雛人形の飾り方が関東と関西で違う理由は?関東雛・京雛並べ方。
雛人形を見ていると女性なら心浮き立つものがありますよね。
時間を忘れて雛人形を眺めていたりしたこともあるのではないでしょうか。
そんな雛人形に、関東と関西の慣習による飾り方の違いがあるのをご存知でしょうか?
今回は雛人形の飾り方の違いや由来、またその他の違いなどについてお話しをさせていただきたいと思います。
・関東の雛人形の飾り方は?
・関西の雛人形の飾り方は?
・関東と関西の雛人形の飾り方が違う理由は?
・関東と関西で雛人形の正しい並べ方はどっち?
・関東と関西の雛人形で飾り方以外の違う点は?
関東の雛人形の飾り方は?
関東で作られた雛人形は「関東雛」と呼ばれています。
それでは関東の雛人形の飾り方についてお話させていただきます。
・一段目
男雛を向かって左、女雛を向かって右に飾ります。
・三段目
官女の持ち物の飾り方ですが長柄銚子、加銚子、盃(三宝)となります。
・五段目
仕丁(しちょう)の持ち物ですが、左から、「台傘(だいがさ)」「沓台(くつだい)」「立傘(たてがさ)」の順に並べます。

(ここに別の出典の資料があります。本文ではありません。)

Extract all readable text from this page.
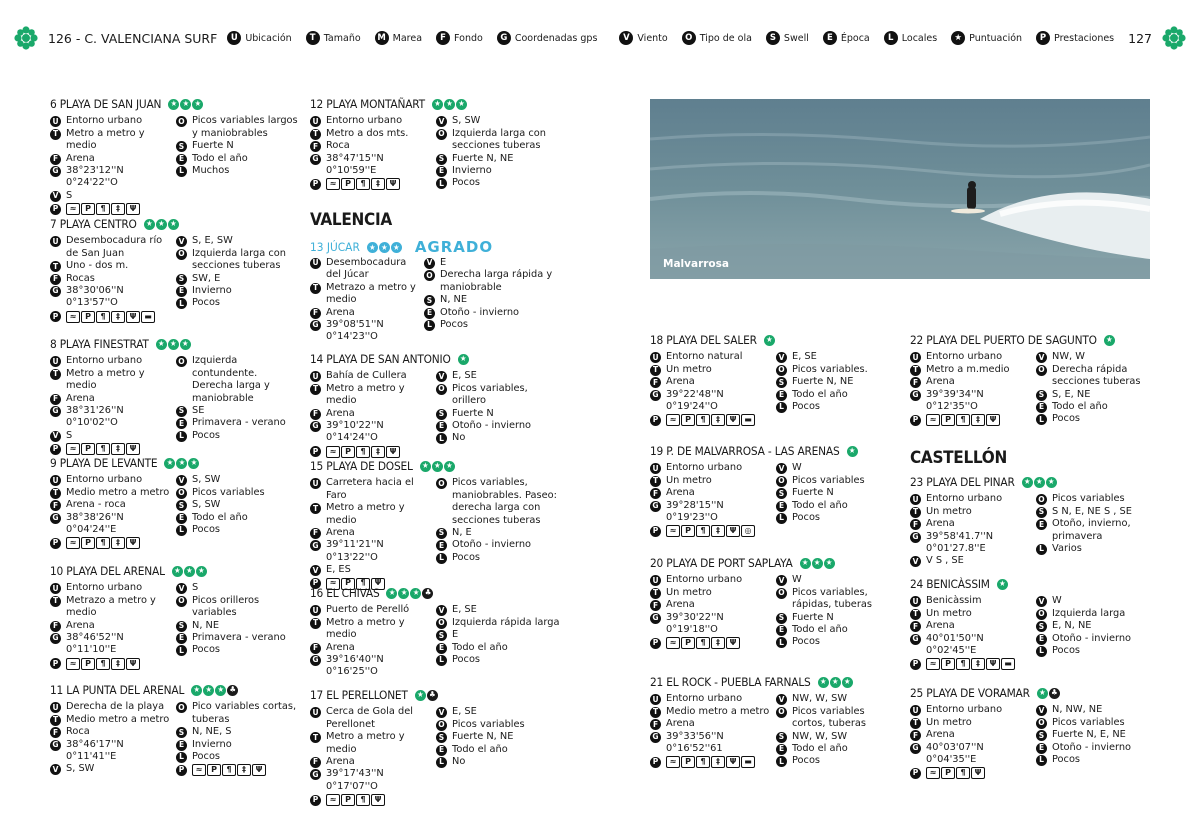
126 - C. VALENCIANA SURF	U Ubicación	T Tamaño	M Marea	F Fondo	G Coordenadas gps	V Viento	O Tipo de ola	S Swell	E Época	L Locales	★ Puntuación	P Prestaciones 127
VALENCIA
CASTELLÓN
13 JÚCAR ★ ★ ★ AGRADO
Malvarrosa
6 PLAYA DE SAN JUAN ★ ★ ★
U Entorno urbano
T Metro a metro y medio
F Arena
G 38°23'12''N 0°24'22''O
V S
P	≈	P	¶	‡	Ψ
O Picos variables largos y maniobrables
S Fuerte N
E Todo el año
L Muchos
7 PLAYA CENTRO ★ ★ ★
U Desembocadura río de San Juan
T Uno - dos m.
F Rocas
G 38°30'06''N 0°13'57''O
P	≈	P	¶	‡	Ψ ▬
V S, E, SW
O Izquierda larga con secciones tuberas
S SW, E
E Invierno
L Pocos
8 PLAYA FINESTRAT ★ ★ ★
U Entorno urbano
T Metro a metro y medio
F Arena
G 38°31'26''N 0°10'02''O
V S
P	≈	P	¶	‡	Ψ
O Izquierda contundente. Derecha larga y maniobrable
S SE
E Primavera - verano
L Pocos
9 PLAYA DE LEVANTE ★ ★ ★
U Entorno urbano
T Medio metro a metro
F Arena - roca
G 38°38'26''N 0°04'24''E
P	≈	P	¶	‡	Ψ
V S, SW
O Picos variables
S S, SW
E Todo el año
L Pocos
10 PLAYA DEL ARENAL ★ ★ ★
U Entorno urbano
T Metrazo a metro y medio
F Arena
G 38°46'52''N 0°11'10''E
P	≈	P	¶	‡	Ψ
V S
O Picos orilleros variables
S N, NE
E Primavera - verano
L Pocos
11 LA PUNTA DEL ARENAL ★ ★ ★ ♣
U Derecha de la playa
T Medio metro a metro
F Roca
G 38°46'17''N 0°11'41''E
V S, SW
O Pico variables cortas, tuberas
S N, NE, S
E Invierno
L Pocos
P	≈	P	¶	‡	Ψ
12 PLAYA MONTAÑART ★ ★ ★
U Entorno urbano
T Metro a dos mts.
F Roca
G 38°47'15''N 0°10'59''E
P	≈	P	¶	‡	Ψ
V S, SW
O Izquierda larga con secciones tuberas
S Fuerte N, NE
E Invierno
L Pocos
U Desembocadura del Júcar
T Metrazo a metro y medio
F Arena
G 39°08'51''N 0°14'23''O
V E
O Derecha larga rápida y maniobrable
S N, NE
E Otoño - invierno
L Pocos
14 PLAYA DE SAN ANTONIO ★
U Bahía de Cullera
T Metro a metro y medio
F Arena
G 39°10'22''N 0°14'24''O
P	≈	P	¶	‡	Ψ
V E, SE
O Picos variables, orillero
S Fuerte N
E Otoño - invierno
L No
15 PLAYA DE DOSEL ★ ★ ★
U Carretera hacia el Faro
T Metro a metro y medio
F Arena
G 39°11'21''N 0°13'22''O
V E, ES
P	≈	P	¶	Ψ
O Picos variables, maniobrables. Paseo: derecha larga con secciones tuberas
S N, E
E Otoño - invierno
L Pocos
16 EL CHIVAS ★ ★ ★ ♣
U Puerto de Perelló
T Metro a metro y medio
F Arena
G 39°16'40''N 0°16'25''O
V E, SE
O Izquierda rápida larga
S E
E Todo el año
L Pocos
17 EL PERELLONET ★ ♣
U Cerca de Gola del Perellonet
T Metro a metro y medio
F Arena
G 39°17'43''N 0°17'07''O
P	≈	P	¶	Ψ
V E, SE
O Picos variables
S Fuerte N, NE
E Todo el año
L No
18 PLAYA DEL SALER ★
U Entorno natural
T Un metro
F Arena
G 39°22'48''N 0°19'24''O
P	≈	P	¶	‡	Ψ ▬
V E, SE
O Picos variables.
S Fuerte N, NE
E Todo el año
L Pocos
19 P. DE MALVARROSA - LAS ARENAS ★
U Entorno urbano
T Un metro
F Arena
G 39°28'15''N 0°19'23''O
P	≈	P	¶	‡	Ψ	◎
V W
O Picos variables
S Fuerte N
E Todo el año
L Pocos
20 PLAYA DE PORT SAPLAYA ★ ★ ★
U Entorno urbano
T Un metro
F Arena
G 39°30'22''N 0°19'18''O
P	≈	P	¶	‡	Ψ
V W
O Picos variables, rápidas, tuberas
S Fuerte N
E Todo el año
L Pocos
21 EL ROCK - PUEBLA FARNALS ★ ★ ★
U Entorno urbano
T Medio metro a metro
F Arena
G 39°33'56''N 0°16'52''61
P	≈	P	¶	‡	Ψ ▬
V NW, W, SW
O Picos variables cortos, tuberas
S NW, W, SW
E Todo el año
L Pocos
22 PLAYA DEL PUERTO DE SAGUNTO ★
U Entorno urbano
T Metro a m.medio
F Arena
G 39°39'34''N 0°12'35''O
P	≈	P	¶	‡	Ψ
V NW, W
O Derecha rápida secciones tuberas
S S, E, NE
E Todo el año
L Pocos
23 PLAYA DEL PINAR ★ ★ ★
U Entorno urbano
T Un metro
F Arena
G 39°58'41.7''N 0°01'27.8''E
V V S , SE
O Picos variables
S S N, E, NE S , SE
E Otoño, invierno, primavera
L Varios
24 BENICÀSSIM ★
U Benicàssim
T Un metro
F Arena
G 40°01'50''N 0°02'45''E
P	≈	P	¶	‡	Ψ ▬
V W
O Izquierda larga
S E, N, NE
E Otoño - invierno
L Pocos
25 PLAYA DE VORAMAR ★ ♣
U Entorno urbano
T Un metro
F Arena
G 40°03'07''N 0°04'35''E
P	≈	P	¶	Ψ
V N, NW, NE
O Picos variables
S Fuerte N, E, NE
E Otoño - invierno
L Pocos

ここでこの仕丁という役割を説明させていただきますね。
仕丁とは昔の貴族の家の身の回りのお世話をする人のことをいいます。
この関東雛で持たせているお道具は、大名行列での仕丁の持ち物となっています。
関西の雛人形の飾り方は?
関西で作られた雛人形は「京雛」と呼ばれています。
それでは関西の雛人形の飾り方についてお話させていただきます。
・一段目
男雛を向かって右、女雛を向かって左に飾ります。
関東雛と逆になりますね。
・三段目
官女の持ち物の飾り方ですが、関東では盃(三宝)のところが島台を持ちます。
・五段目
仕丁の持ち物ですが、左から「熊手(くまで)」「ちりとり」「箒(ほうき)」の順に並べます。

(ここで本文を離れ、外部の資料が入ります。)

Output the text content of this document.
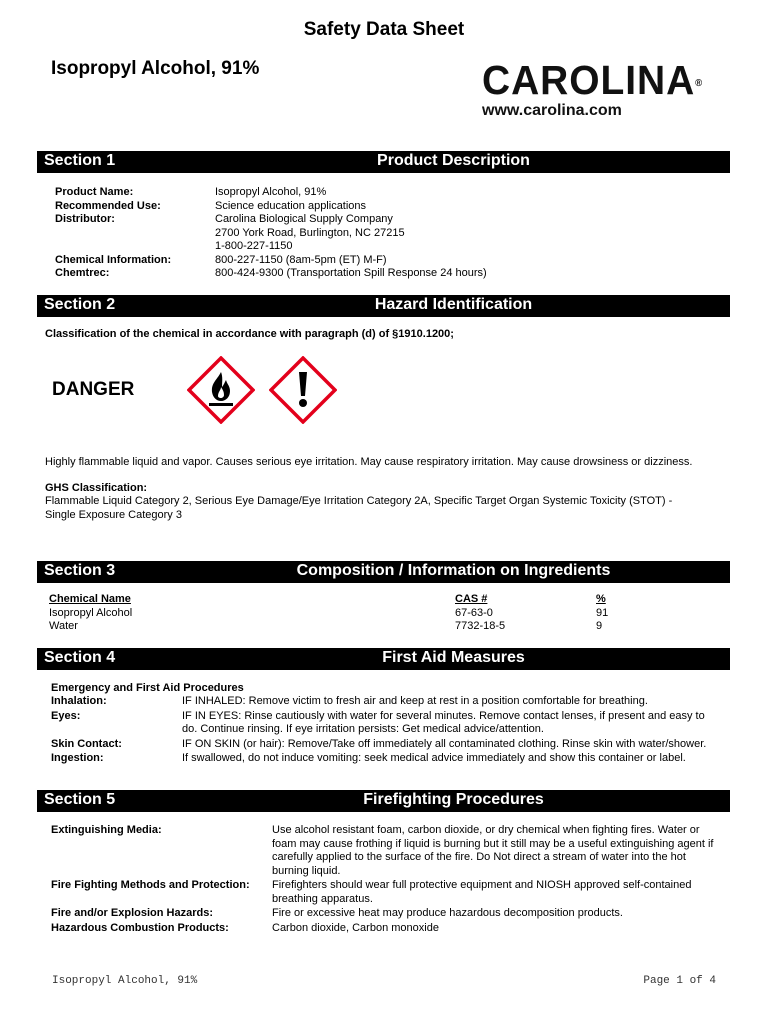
Safety Data Sheet
Isopropyl Alcohol, 91%	CAROLINA®
www.carolina.com
Section 1	Product Description
Product Name:	Isopropyl Alcohol, 91%
Recommended Use:	Science education applications
Distributor:	Carolina Biological Supply Company
	2700 York Road, Burlington, NC 27215
	1-800-227-1150
Chemical Information:	800-227-1150 (8am-5pm (ET) M-F)
Chemtrec:	800-424-9300 (Transportation Spill Response 24 hours)
Section 2	Hazard Identification
Classification of the chemical in accordance with paragraph (d) of §1910.1200;
DANGER
Highly flammable liquid and vapor. Causes serious eye irritation. May cause respiratory irritation. May cause drowsiness or dizziness.
GHS Classification:
Flammable Liquid Category 2, Serious Eye Damage/Eye Irritation Category 2A, Specific Target Organ Systemic Toxicity (STOT) - Single Exposure Category 3
Section 3	Composition / Information on Ingredients
Chemical Name	CAS #	%
Isopropyl Alcohol	67-63-0	91
Water	7732-18-5	9
Section 4	First Aid Measures
Emergency and First Aid Procedures
Inhalation:	IF INHALED: Remove victim to fresh air and keep at rest in a position comfortable for breathing.
Eyes:	IF IN EYES: Rinse cautiously with water for several minutes. Remove contact lenses, if present and easy to do. Continue rinsing. If eye irritation persists: Get medical advice/attention.
Skin Contact:	IF ON SKIN (or hair): Remove/Take off immediately all contaminated clothing. Rinse skin with water/shower.
Ingestion:	If swallowed, do not induce vomiting: seek medical advice immediately and show this container or label.
Section 5	Firefighting Procedures
Extinguishing Media:	Use alcohol resistant foam, carbon dioxide, or dry chemical when fighting fires. Water or foam may cause frothing if liquid is burning but it still may be a useful extinguishing agent if carefully applied to the surface of the fire. Do Not direct a stream of water into the hot burning liquid.
Fire Fighting Methods and Protection:	Firefighters should wear full protective equipment and NIOSH approved self-contained breathing apparatus.
Fire and/or Explosion Hazards:	Fire or excessive heat may produce hazardous decomposition products.
Hazardous Combustion Products:	Carbon dioxide, Carbon monoxide
Isopropyl Alcohol, 91%	Page 1 of 4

京雛で持たせているお道具は宮中での仕丁の持ち物となっています。
このように関東雛と京雛の飾り方には少し違いがあります。
関東と関西の雛人形の飾り方が違う理由は?
なぜ関東と関西では雛人形の飾り方が違うのかにつきましては、いろいろな説があります。
関西の飾り方について
それでは先に関西の飾り方についてお話させていただきたいと思います。
最初の雛人形の飾り方は関西風の飾り方だったのです。
また五段目の仕丁の持ち物が宮中で使われているものというところからも、関西の飾り方は宮中(公家)を意識したものとなっています。
関東の飾り方について
次に関東の飾り方についてお話させていただきたいと思います。
いつ頃から、またどうしてこの関東の飾り方になったかについて、さまざまな説があるので代表的な説3つをお話させていただきますね。
【武家の習慣】
関東ではもともと武家中心の慣習が強く、武家では座席の位置が右側が「位が上」とされていて、それで男雛を向かって左、女雛を向かって右に飾るようになったと言われています。
仕丁の持ち物が武家の持ち物を意識しており、特に江戸時代に雛人形が上位の身分の方の輿入れのお道具として持たせていたので、権力の誇示として関東の飾り方になったと言われています。
【西洋の文化】
大正天皇が即位の時に右側にお立ちになられたそうです。
これは明治時代に西洋の文化が入ってきて、西洋では右側が「位が高い」とされていたのを受け、それに習って右側にお立ちになったことから、それ以来雛人形もそのように変わったと言われています。
【天皇の即位式】
昭和天皇の即位式が初めて新聞に載って、その時に天皇皇后両陛下の位置を参考にして東京の雛人形界で右(向かって左側)が男雛、左(向かって右側)が女雛と決めたそうです。
関東と関西で雛人形の正しい並べ方はどっち?
では「どちらが正しい並べ方なの?」という疑問が出てきます。
これはどちらも正しいというべきなのでしょう。
このように地方や時代の特色を残して脈々と受け継がれていくことは、それぞれに意味があったからこそ。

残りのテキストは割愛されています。